Again, the itches come …

To call premonitory urges “sensory” sensations isn’t quite accurate either: It is not simply a matter of the tactile volume being turned too high. The impression is of a deeper more subcutaneous itch, the satiation of which is maddening in its elusiveness. It is a nagging sense of incompletion, a sort of magnified Zeigarnik effect multiplied across countless “unfinished” tasks.

Yet again, and always again, the itches come …

Like a bored and aggravating younger sibling my premonitory urges follow me, eagerly watching over my shoulder and messing with my stuff. Their omnipresence is grating; permanent, incessant and insistent. Never satisfied for long, and rubbing my nerves raw without reprieve.

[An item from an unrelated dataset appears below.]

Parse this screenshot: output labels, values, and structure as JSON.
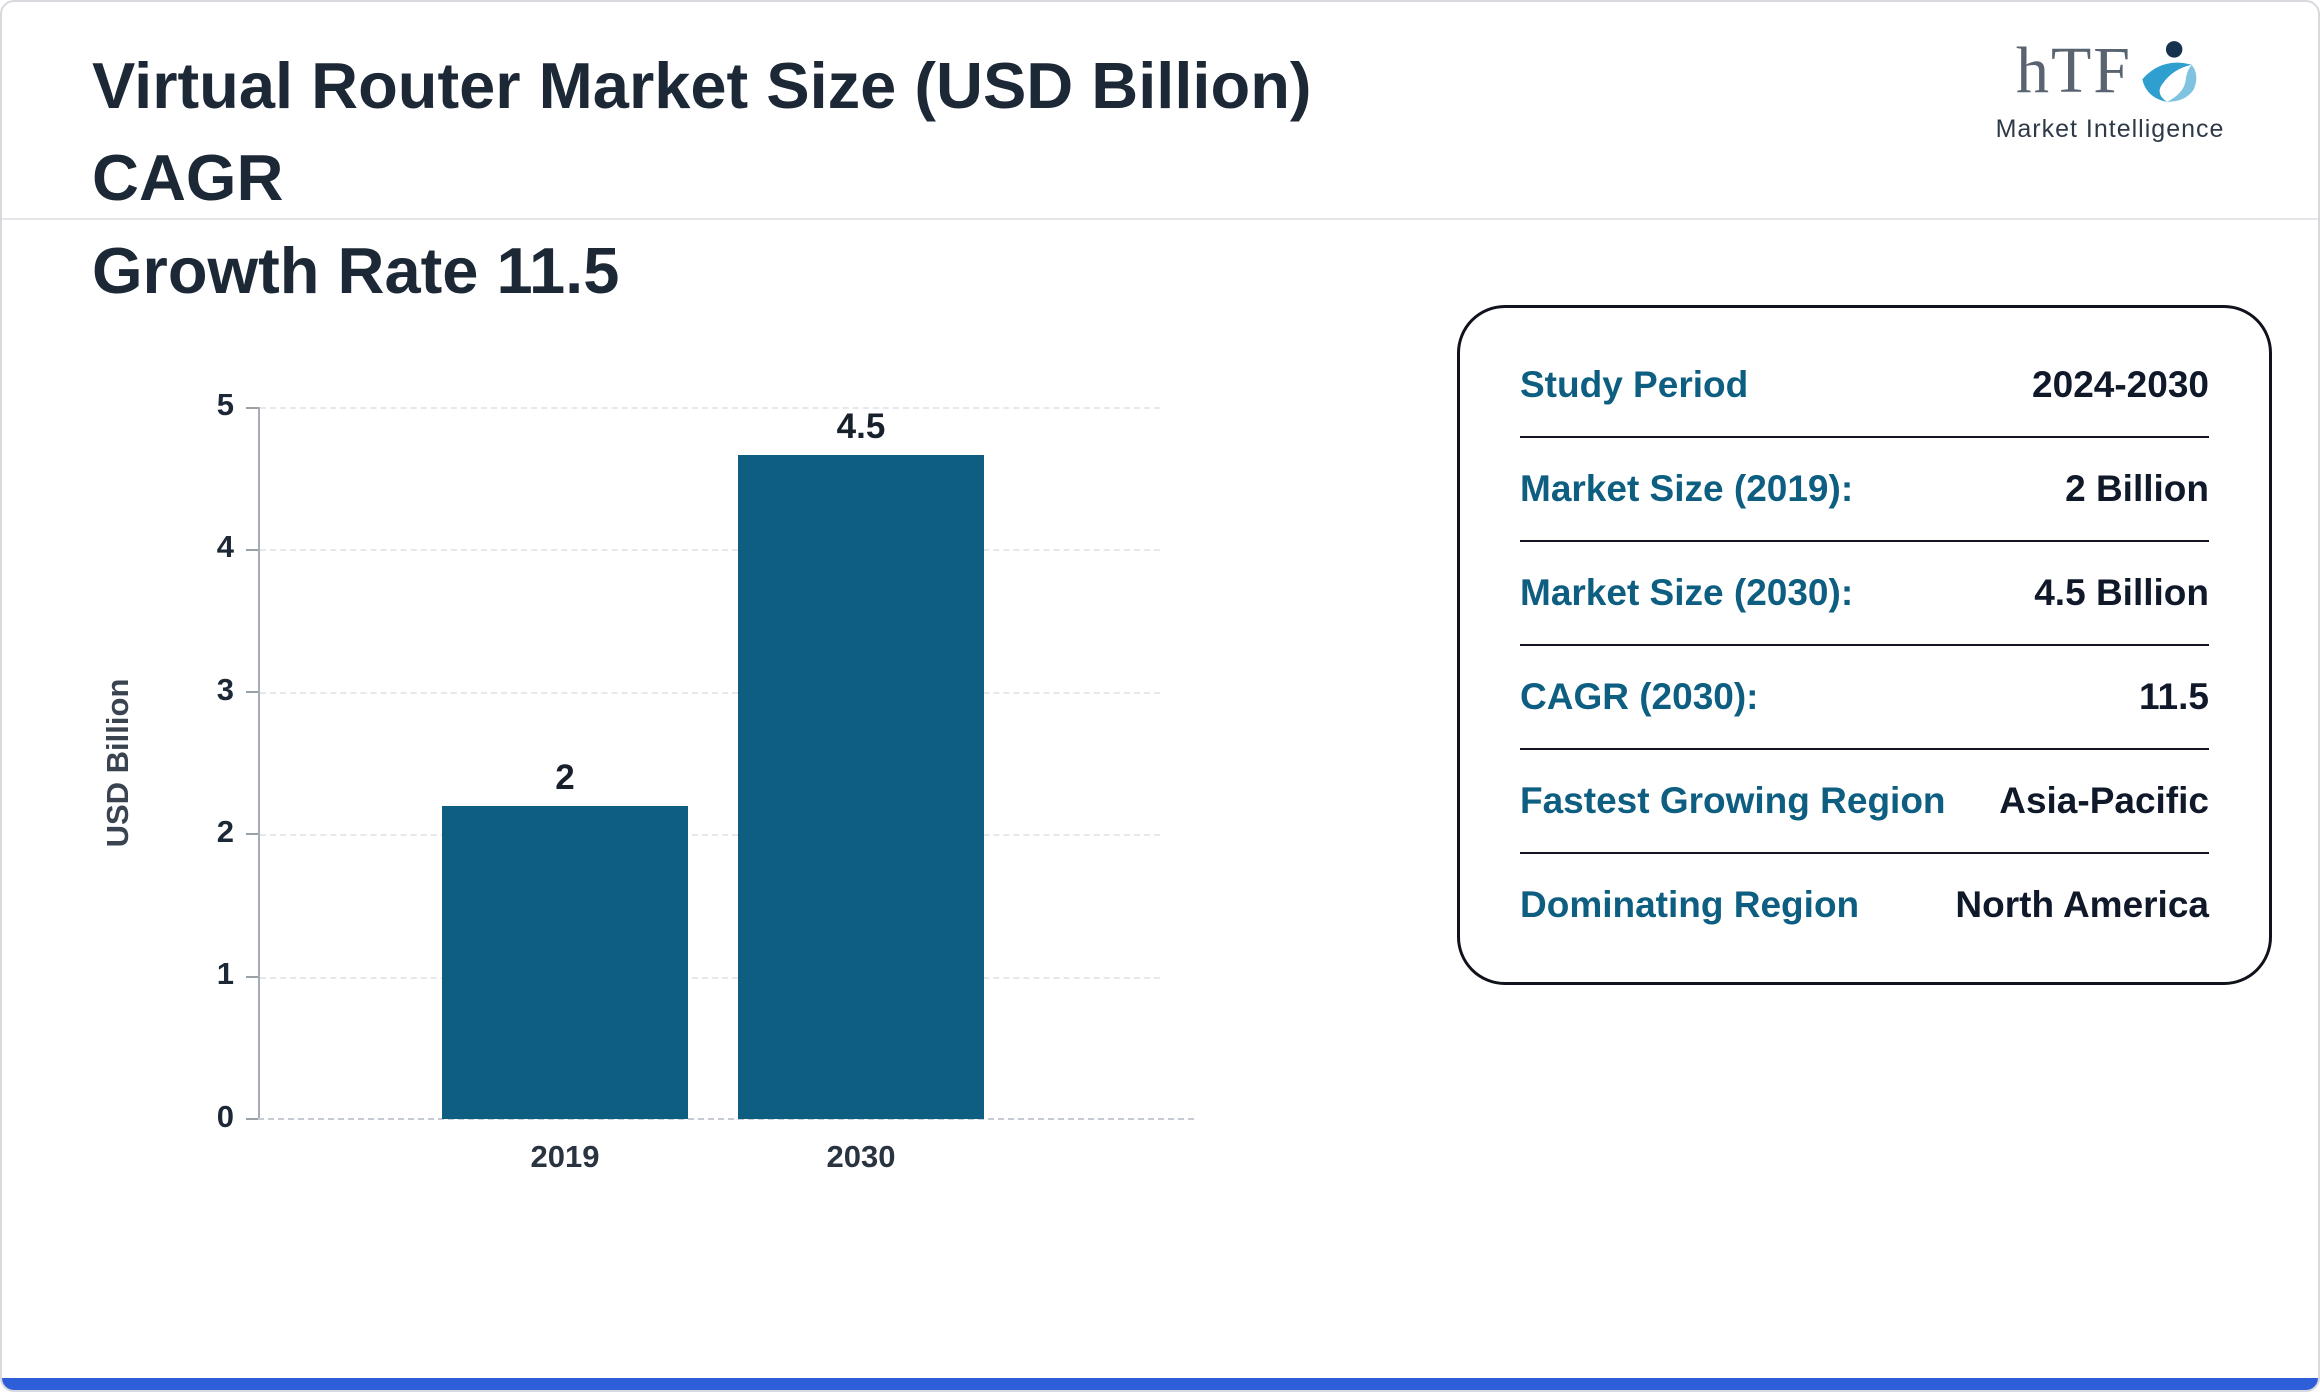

At times they pulse: a localized flower of adrenaline bursting within my chest. At other times they are a vibration coursing through my body: a generalized unrest eliciting jolting paroxysms. At still other times they are a smouldering flame: biding their time, awaiting the opportunity to worm through my defences.

Tics themselves are the scratch these urges demand. As a child I was taught my itches meant I was strange so I concealed my scratching as best I could. Recurring “scream dreams,” in which I was immobilized within a straight-jacket and locked away in a padded room, plagued me. In night all who I had ever loved learned my bizarre secret and angrily renounced me; in day I did everything possible to prevent the same.

The scratch is a voluntary behaviour in the same sense that my signing a document with a gun held to my head would be a voluntary behaviour. It is chosen and purposeful and provides gratification, yes, but the deck is most certainly stacked. I am compelled. Yell at me, mortify, ridicule or punish me for ticcing and I’ll likely stop — at least for a while. But that’s only because you’ve temporarily produced a bigger gun.

Tics can certainly feel involuntary though: I couldn’t pray away the urge, my attempts to just stop failed regardless of how much I punched myself, and I felt powerless to change the misperceptions of those around me. This led to alternating feelings of anxiety, anger and suicidal depression.

Over time my automatic capitulation had created the illusion of uncontrollability, thus helplessness. I could hold off, but why? The distress seemed everlasting save one solution. To delay its execution served no purpose other than to prolong my misery. Such is the nature of negative reinforcement.

0 Comments

  1. This really expresses what I see Happening in my son, conversations we have had about how he feels, and how I have experienced the same thing on a milder basis. It is beautifully written and incredibly accurate, poetic and poignant. Thank you for sharing.